What It Was Like Inside the First Tony Awards Ceremony in 1947 | Playbill

Tony Awards What It Was Like Inside the First Tony Awards Ceremony in 1947 The midnight gala presentation was a very different affair than the awards we know today.
An original 1947 Tony Award. Anita and Steve Shevett

At 9 PM on Easter Sunday, April 6, 1947, some 1,200 members of the theatre community gathered in the Grand Ballroom of the Waldorf–Astoria to attend the first Antoinette Perry Awards ceremony.

The awards were named in honor of late actor/director Antoinette “Toni” Perry, a champion of the American theatre who served as a Chairman of the Board and Secretary of the American Theatre Wing through World War II. Perry died in June 1946—the theatre community paid tribute to the actor, producer, director, and co-founder of the Wing by naming an awards ceremony after her.

According to Perry’s eldest daughter, Margaret, the honor was originally to be called the Toni Award; however, a popular ad campaign at the time was also using the name Toni, and so the decision was made to change the spelling to Tony Award.

Tickets to the first Tony Awards were $7.50. The ballroom was decorated as an homage to the Wing's Stage Door Canteen. The menu featured lobster bisque, salted nuts, breast of chicken Montmorency in black cherry sauce, croquettes of brown rice, asparagus tips Polonaise, and frozen soufflé with strawberries. Entertainment was provided by the casts of such shows as Brigadoon, Call Me Mister, Carousel, Finian's Rainbow, and Oklahoma! At the stroke of midnight, over the Mutual Radio Network, 11 awards were presented. The first two years, there was no official Tony Award.
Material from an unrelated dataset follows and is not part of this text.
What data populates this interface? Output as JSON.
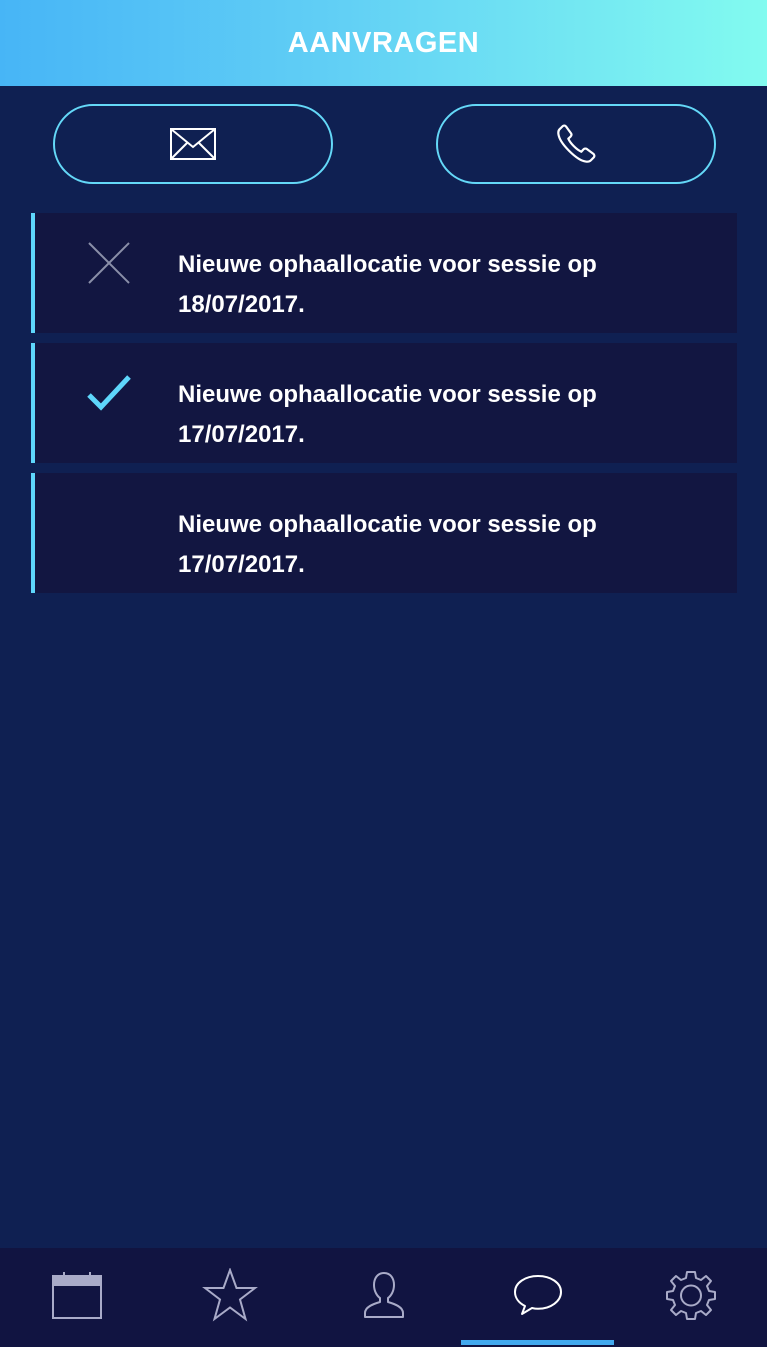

The winners were presented with a scroll, as well as engraved 14-karat gold money clips or cigarette lighters for the men, and initialed articles of jewelry for the women, including initialed compacts and bracelets.
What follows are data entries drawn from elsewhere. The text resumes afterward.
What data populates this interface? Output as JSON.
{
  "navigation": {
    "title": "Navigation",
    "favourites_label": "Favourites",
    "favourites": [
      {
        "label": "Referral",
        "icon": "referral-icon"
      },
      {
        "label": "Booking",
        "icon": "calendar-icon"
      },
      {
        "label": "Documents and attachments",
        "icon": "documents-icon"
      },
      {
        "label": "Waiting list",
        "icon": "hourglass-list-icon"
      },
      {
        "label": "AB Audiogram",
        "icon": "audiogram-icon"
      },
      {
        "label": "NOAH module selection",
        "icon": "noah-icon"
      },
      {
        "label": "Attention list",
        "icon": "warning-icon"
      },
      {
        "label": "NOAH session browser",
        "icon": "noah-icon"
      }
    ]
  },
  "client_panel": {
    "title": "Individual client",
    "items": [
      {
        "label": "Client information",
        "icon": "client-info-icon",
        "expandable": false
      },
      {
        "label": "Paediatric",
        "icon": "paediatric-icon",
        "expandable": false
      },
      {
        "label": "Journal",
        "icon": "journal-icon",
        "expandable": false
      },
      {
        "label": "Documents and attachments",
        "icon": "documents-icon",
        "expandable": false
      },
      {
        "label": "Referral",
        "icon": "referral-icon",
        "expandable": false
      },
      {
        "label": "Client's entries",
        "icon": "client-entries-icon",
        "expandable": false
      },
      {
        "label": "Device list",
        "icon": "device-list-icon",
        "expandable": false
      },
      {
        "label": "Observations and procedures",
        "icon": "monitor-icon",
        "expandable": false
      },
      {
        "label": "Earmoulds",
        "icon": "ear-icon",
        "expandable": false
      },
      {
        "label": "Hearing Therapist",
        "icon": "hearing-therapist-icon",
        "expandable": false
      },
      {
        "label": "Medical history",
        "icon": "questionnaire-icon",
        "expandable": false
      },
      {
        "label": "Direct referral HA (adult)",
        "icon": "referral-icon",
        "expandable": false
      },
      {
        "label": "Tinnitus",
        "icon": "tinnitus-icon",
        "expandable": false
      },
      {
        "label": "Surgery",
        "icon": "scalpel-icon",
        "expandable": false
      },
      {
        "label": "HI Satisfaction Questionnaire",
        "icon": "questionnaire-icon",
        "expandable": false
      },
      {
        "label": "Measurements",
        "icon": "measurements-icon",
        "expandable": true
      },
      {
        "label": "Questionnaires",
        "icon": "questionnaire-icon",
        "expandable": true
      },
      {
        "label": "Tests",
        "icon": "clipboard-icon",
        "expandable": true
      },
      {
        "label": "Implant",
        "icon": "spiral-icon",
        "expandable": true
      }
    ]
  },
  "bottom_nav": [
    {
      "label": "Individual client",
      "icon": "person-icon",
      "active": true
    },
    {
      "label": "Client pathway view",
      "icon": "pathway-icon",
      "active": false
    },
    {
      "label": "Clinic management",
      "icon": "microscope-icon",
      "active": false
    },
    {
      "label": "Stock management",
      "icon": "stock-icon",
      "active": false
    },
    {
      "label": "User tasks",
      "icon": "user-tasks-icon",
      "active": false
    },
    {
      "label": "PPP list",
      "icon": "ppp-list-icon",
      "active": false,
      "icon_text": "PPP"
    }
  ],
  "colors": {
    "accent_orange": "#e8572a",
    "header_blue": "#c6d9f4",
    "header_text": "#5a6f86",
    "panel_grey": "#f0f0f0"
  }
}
The first year of the Tony Awards, the nominees, selected by a special committee of theatrical luminaries, were not announced in advance. At the ceremony, only the winners were made known to the public, and they were not cited for the “Best” achievement in any category, but rather for their “Outstanding Contribution” to the theatrical season.

Theatre professionals weren’t the only individuals honored. Prizes were also given to loyal attendees of first nights. There was even a special award honoring the long service of a particular stage doorman. Among the 1947 honorees were performers Ingrid Bergman, Helen Hayes, José Ferrer, Patricia Neal, Fredric March, and David Wayne; as well as Agnes DeMille and Michael Kidd for Dance Direction, Kurt Weill for Score (Street Scene), Arthur Miller as Outstanding Playwright (All My Sons), and Elia Kazan for Outstanding Direction (of the Miller play).

This article has been edited and updated from pieces by Louis Botto in the 1991 Tony Awards Playbill as well as Ellis Nassour in the 2011 Tony Awards Playbill.